Вспоминаю его слова прошлой ночью, взгляд, смех, и вздрагиваю, даже съёживаюсь слегка.
— Я… я вчера здесь сидела, — разговариваю с лохматой макушкой.
Грудь Макса высоко вздымается от медленного вздоха, телефон опускается на парту, а глаза, которые кажутся воспаленными, будто от жесткого недосыпа, устремляются в мои.
— Здесь занято, — повторяет, будто я глухая, да ещё тупая в придачу.
— Но в классе больше нет свободных мест.
— И что? — уголок губ приподнимается в ухмылке. — Мне тебе стул уступить? Или на колени ко мне сядешь?
За спиной слышится смех.
— Нет, — прочищаю горло, чувствуя себя неловко. — Рядом… рядом ведь есть ещё один стул.
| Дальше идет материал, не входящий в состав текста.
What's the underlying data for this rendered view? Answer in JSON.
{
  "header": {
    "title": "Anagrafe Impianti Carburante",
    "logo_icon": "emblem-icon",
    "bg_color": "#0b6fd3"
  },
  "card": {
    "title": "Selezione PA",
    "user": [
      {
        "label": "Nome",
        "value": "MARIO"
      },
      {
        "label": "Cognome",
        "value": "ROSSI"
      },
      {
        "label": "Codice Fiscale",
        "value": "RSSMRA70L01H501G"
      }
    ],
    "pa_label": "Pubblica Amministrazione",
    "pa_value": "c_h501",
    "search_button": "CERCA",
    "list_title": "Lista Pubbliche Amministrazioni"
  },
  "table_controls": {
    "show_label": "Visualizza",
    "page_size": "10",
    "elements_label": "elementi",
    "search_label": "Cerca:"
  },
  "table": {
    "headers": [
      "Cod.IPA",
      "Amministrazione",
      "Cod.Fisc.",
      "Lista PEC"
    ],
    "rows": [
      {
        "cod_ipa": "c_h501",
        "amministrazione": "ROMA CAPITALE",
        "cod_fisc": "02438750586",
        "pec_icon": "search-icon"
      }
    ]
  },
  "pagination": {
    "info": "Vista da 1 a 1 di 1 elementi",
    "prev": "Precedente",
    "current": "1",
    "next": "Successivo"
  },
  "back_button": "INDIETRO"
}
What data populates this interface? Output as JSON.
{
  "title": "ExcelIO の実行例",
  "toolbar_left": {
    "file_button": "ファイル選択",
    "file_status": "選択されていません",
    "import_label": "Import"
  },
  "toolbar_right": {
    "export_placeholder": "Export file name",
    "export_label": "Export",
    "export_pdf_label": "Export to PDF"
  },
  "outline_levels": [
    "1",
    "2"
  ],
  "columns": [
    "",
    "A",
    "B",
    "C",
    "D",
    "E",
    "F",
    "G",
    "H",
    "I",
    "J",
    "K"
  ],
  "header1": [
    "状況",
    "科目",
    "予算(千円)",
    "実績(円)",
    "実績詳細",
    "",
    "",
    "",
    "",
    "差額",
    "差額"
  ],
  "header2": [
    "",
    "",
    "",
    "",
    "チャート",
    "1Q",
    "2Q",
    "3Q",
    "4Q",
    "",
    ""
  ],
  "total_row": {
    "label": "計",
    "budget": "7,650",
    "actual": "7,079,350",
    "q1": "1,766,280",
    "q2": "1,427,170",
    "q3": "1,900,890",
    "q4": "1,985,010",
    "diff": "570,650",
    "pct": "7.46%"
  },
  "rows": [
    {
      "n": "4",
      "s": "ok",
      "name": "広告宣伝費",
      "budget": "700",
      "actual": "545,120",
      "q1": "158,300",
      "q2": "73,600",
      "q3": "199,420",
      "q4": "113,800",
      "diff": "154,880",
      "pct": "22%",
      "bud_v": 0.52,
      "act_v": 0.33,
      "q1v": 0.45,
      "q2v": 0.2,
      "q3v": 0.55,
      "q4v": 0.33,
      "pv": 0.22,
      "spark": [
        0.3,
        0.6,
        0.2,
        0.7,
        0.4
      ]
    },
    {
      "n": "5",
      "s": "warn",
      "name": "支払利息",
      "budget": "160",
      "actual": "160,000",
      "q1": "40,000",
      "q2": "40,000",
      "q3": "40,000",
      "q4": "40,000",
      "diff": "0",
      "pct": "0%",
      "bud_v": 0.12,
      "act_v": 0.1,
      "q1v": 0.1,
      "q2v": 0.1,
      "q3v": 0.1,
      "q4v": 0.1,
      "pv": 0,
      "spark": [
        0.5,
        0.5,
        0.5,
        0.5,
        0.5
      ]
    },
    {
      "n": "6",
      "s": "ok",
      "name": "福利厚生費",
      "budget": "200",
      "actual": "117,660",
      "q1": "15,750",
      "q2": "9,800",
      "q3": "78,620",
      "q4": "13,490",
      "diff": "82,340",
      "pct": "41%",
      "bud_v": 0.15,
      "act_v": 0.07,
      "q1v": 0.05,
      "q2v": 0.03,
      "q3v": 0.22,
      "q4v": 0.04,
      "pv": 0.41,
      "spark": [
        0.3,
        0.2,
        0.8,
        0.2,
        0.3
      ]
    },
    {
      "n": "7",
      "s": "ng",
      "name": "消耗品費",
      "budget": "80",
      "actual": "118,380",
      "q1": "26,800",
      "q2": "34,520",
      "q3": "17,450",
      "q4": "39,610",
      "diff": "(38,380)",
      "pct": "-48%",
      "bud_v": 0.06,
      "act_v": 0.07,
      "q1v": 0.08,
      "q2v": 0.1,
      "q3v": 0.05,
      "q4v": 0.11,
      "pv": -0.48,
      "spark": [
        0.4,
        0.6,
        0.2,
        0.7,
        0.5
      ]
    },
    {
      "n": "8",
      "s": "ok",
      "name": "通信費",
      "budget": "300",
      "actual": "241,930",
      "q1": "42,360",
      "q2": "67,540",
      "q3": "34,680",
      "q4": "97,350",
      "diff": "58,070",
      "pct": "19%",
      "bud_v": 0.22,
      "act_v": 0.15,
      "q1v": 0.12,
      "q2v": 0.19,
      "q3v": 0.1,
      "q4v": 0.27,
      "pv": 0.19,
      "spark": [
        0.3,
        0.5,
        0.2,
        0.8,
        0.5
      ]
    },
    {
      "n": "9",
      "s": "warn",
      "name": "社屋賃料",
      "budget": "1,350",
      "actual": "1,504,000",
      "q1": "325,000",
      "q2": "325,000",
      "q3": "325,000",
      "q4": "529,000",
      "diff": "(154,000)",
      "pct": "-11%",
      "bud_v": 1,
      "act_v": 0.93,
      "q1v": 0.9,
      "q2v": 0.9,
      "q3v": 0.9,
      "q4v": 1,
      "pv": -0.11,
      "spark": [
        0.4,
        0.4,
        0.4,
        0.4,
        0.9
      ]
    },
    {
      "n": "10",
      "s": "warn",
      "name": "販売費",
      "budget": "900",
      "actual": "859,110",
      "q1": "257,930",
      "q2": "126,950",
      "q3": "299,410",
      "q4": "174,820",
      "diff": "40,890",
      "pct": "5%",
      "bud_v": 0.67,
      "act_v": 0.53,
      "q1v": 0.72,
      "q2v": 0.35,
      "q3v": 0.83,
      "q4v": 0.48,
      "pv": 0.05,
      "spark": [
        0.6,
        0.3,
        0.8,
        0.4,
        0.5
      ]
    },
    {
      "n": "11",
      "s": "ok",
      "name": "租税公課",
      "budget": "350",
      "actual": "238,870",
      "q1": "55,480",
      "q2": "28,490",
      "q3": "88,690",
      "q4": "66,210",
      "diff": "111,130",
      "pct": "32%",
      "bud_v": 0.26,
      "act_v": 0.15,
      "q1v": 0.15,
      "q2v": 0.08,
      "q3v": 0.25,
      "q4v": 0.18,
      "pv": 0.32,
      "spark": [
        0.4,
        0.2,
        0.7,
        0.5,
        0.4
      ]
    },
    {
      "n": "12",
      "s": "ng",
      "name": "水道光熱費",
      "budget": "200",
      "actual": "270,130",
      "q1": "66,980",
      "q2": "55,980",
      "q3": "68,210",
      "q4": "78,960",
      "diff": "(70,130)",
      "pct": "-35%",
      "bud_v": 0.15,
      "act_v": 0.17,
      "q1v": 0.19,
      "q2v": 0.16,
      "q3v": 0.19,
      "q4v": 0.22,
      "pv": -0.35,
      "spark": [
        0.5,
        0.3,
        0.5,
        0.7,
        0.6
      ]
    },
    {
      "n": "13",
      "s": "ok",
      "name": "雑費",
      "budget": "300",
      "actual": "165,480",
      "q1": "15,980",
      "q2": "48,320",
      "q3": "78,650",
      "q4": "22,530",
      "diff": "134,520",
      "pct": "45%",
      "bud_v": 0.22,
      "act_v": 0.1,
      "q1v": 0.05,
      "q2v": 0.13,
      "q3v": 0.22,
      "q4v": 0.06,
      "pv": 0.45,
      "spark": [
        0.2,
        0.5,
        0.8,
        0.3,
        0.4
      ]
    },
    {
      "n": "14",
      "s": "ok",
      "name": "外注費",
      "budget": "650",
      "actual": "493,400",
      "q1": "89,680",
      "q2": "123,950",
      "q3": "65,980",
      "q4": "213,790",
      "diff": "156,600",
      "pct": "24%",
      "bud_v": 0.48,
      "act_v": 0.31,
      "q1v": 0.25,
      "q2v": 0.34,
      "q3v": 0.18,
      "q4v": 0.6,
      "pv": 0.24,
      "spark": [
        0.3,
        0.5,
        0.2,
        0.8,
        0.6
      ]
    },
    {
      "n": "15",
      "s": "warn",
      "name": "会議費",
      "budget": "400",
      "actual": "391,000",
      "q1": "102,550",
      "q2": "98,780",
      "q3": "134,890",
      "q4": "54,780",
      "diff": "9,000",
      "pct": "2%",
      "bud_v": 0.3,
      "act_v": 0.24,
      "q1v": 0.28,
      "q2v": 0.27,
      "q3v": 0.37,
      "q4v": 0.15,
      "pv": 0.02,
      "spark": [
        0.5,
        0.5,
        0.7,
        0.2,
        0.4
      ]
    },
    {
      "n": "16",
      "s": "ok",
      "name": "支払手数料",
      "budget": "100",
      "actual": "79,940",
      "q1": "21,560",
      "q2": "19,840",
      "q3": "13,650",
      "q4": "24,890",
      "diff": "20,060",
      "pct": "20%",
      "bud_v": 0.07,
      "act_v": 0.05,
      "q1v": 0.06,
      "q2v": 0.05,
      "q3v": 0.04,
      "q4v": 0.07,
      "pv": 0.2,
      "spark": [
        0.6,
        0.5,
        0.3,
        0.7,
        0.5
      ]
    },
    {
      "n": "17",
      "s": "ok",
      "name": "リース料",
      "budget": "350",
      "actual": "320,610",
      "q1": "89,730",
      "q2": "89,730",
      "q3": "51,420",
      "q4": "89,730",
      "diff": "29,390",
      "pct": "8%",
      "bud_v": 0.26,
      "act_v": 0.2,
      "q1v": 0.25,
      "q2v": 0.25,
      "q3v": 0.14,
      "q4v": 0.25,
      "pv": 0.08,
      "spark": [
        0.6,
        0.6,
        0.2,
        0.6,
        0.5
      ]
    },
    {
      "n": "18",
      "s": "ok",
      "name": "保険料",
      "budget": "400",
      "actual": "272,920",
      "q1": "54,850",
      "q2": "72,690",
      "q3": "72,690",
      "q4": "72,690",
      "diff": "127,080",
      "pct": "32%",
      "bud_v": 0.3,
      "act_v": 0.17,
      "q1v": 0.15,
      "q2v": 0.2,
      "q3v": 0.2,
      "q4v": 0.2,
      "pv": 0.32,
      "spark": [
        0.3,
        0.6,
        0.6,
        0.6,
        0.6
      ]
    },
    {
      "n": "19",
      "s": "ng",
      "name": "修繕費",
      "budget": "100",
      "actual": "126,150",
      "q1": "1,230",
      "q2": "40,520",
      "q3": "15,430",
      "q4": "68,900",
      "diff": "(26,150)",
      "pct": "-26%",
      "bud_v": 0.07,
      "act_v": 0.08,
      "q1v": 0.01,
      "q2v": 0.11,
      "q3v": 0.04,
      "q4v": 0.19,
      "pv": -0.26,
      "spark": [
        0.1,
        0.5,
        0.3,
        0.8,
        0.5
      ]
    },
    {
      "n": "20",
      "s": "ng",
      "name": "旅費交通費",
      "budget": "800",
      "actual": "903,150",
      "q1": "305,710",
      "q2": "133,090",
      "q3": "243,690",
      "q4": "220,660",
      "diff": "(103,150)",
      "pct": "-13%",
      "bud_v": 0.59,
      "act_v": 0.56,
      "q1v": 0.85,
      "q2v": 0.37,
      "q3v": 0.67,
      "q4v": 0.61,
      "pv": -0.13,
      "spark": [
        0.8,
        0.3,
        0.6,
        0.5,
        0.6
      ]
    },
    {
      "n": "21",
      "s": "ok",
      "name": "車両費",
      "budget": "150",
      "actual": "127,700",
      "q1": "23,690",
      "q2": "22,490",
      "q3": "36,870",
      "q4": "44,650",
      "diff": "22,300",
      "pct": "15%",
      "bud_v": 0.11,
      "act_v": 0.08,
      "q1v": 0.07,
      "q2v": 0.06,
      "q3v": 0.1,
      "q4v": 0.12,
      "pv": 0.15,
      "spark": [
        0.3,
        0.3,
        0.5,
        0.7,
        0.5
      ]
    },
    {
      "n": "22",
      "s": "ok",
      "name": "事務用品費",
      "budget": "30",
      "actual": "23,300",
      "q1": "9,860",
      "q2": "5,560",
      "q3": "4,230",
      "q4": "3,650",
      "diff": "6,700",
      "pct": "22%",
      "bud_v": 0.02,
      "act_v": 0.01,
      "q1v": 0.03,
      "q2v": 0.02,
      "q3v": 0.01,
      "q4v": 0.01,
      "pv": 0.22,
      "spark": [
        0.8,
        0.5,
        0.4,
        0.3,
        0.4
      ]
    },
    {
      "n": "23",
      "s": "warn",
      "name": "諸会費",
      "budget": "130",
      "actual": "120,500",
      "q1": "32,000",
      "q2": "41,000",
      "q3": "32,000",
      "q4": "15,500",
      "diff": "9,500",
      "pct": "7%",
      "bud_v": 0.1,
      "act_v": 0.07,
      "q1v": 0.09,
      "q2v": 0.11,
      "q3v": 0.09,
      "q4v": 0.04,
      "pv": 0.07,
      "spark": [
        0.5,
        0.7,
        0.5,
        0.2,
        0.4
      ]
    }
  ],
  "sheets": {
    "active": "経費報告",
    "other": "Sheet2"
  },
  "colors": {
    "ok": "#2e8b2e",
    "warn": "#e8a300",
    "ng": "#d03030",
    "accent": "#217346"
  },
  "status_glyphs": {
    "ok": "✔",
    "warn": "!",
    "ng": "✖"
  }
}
Брови Макса заинтригованно выгибаются:
— Рядом со мной сесть хочешь?
— Больше негде.
Взгляд зелёных глаз, под которыми ясно виднеются два тёмных пятна, опускается на мою грудь, затем на живот и губы Яроцкого язвительно кривятся:
— Лос-Анджелес? Мне нравится.
— Подвинься. Я сяду. Пожалуйста. — Одноклассники уже активировались и вовсю обсуждают исход нашего с Максом разговора. Вот же-ж…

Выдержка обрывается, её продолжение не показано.